Fruta Extraño (Neon Colored Girl Diptych) depicts a vibrant fertility effigy amidst a hammock of Croton foliage under an August Miami sun. The Virgen Gruta syncretic figure depicted in its endemic habitat, is a resin cast pregnant body, with a cobalt blue spray of Linea Negra dividing the figure into two hemispheres. Beneath the kaleidoscopic surface is a jackfruit texture and exotic plant casts. Jackfruit sap is used in ancient reproductive medicine to induce labor (nature's pitocin), can be applied as a coagulant to treat wounds, or in certain doses, used to abort a fetus. Extending the gestational power of the Linea Negra, the sculpture reclaims vernacular portraiture and ancestral narratives to illuminate polychromatic Global South mythologies.
The work's title Fruta Extraño (After Neon Colored Girls) celebrates resistance media across colors and solidarity traditions. Translated directly from Spanish as "Strange Fruit", the revolutionary song was written by Jewish philosopher Abel Meeropol in reference to the mob lynchings of African Americans in Indiana 1930. The song was popularized by Billie Holiday's performance and maintained by Nina Simone's 1965 protest tribute. Honoring Carrie Mae Weems' Neon colored girls photography series, the title is a navigational GPS for LGBTQIA+ melanated survival.
Apariciones: Virgen Gruta (2020-present) photographs render fertility effigy altars of Mother Mold monuments in their fecund habitat to reclaim American material refuse as a vernacular, maternal refuge.

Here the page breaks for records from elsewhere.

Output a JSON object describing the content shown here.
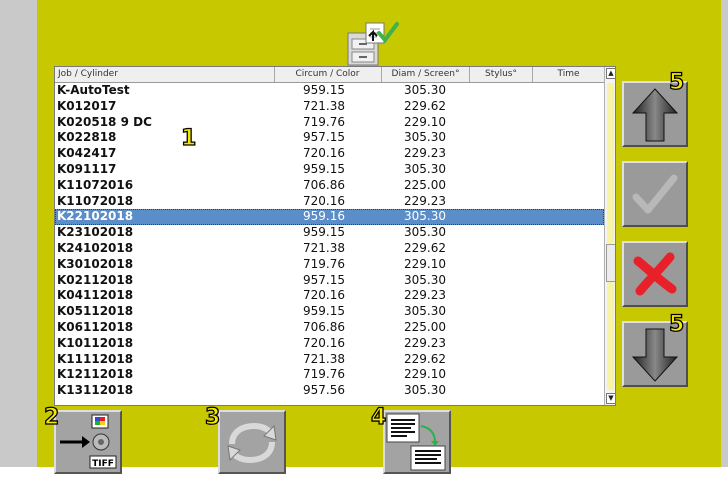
{
  "columns": [
    "Job / Cylinder",
    "Circum / Color",
    "Diam / Screen°",
    "Stylus°",
    "Time"
  ],
  "rows": [
    {
      "job": "K-AutoTest",
      "circum": "959.15",
      "diam": "305.30"
    },
    {
      "job": "K012017",
      "circum": "721.38",
      "diam": "229.62"
    },
    {
      "job": "K020518 9 DC",
      "circum": "719.76",
      "diam": "229.10"
    },
    {
      "job": "K022818",
      "circum": "957.15",
      "diam": "305.30"
    },
    {
      "job": "K042417",
      "circum": "720.16",
      "diam": "229.23"
    },
    {
      "job": "K091117",
      "circum": "959.15",
      "diam": "305.30"
    },
    {
      "job": "K11072016",
      "circum": "706.86",
      "diam": "225.00"
    },
    {
      "job": "K11072018",
      "circum": "720.16",
      "diam": "229.23"
    },
    {
      "job": "K22102018",
      "circum": "959.16",
      "diam": "305.30"
    },
    {
      "job": "K23102018",
      "circum": "959.15",
      "diam": "305.30"
    },
    {
      "job": "K24102018",
      "circum": "721.38",
      "diam": "229.62"
    },
    {
      "job": "K30102018",
      "circum": "719.76",
      "diam": "229.10"
    },
    {
      "job": "K02112018",
      "circum": "957.15",
      "diam": "305.30"
    },
    {
      "job": "K04112018",
      "circum": "720.16",
      "diam": "229.23"
    },
    {
      "job": "K05112018",
      "circum": "959.15",
      "diam": "305.30"
    },
    {
      "job": "K06112018",
      "circum": "706.86",
      "diam": "225.00"
    },
    {
      "job": "K10112018",
      "circum": "720.16",
      "diam": "229.23"
    },
    {
      "job": "K11112018",
      "circum": "721.38",
      "diam": "229.62"
    },
    {
      "job": "K12112018",
      "circum": "719.76",
      "diam": "229.10"
    },
    {
      "job": "K13112018",
      "circum": "957.56",
      "diam": "305.30"
    }
  ],
  "selected_row": "K22102018",
  "callouts": {
    "list": "1",
    "tiff": "2",
    "refresh": "3",
    "transfer": "4",
    "up": "5",
    "down": "5"
  },
  "tiff_label": "TIFF",
  "icons": {
    "top": "file-cabinet-check-icon",
    "up": "arrow-up-icon",
    "ok": "checkmark-icon",
    "cancel": "red-x-icon",
    "down": "arrow-down-icon",
    "tiff": "tiff-export-icon",
    "refresh": "refresh-icon",
    "transfer": "document-transfer-icon"
  },
  "colors": {
    "panel": "#c8c800",
    "selection": "#5b8dc8",
    "cancel": "#e8202a",
    "callout": "#f5e800"
  }
}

Venerating entropic life and death cycle rituals across indigenous equatorial cultivars, the vibrant retablos are apparitions of vulnerable, yet unvanquished interior psychic landscapes overcoming assimilation and species collapse. Welcoming and warning viewers to the fabled biography of plantation labor farms and botanica pharmacies, the works excavate biological impacts on melanated, chosen families whose endangered plantology wisdom transgresses health and habitat disparities. Digging in personal and global South and equatorial archives over 2 decades, the artist renders the geopolitics of gender, displacement and land sovereignty emerging within the syncretic sites in their familiar, queer and quaint, endemic or exotic landscape.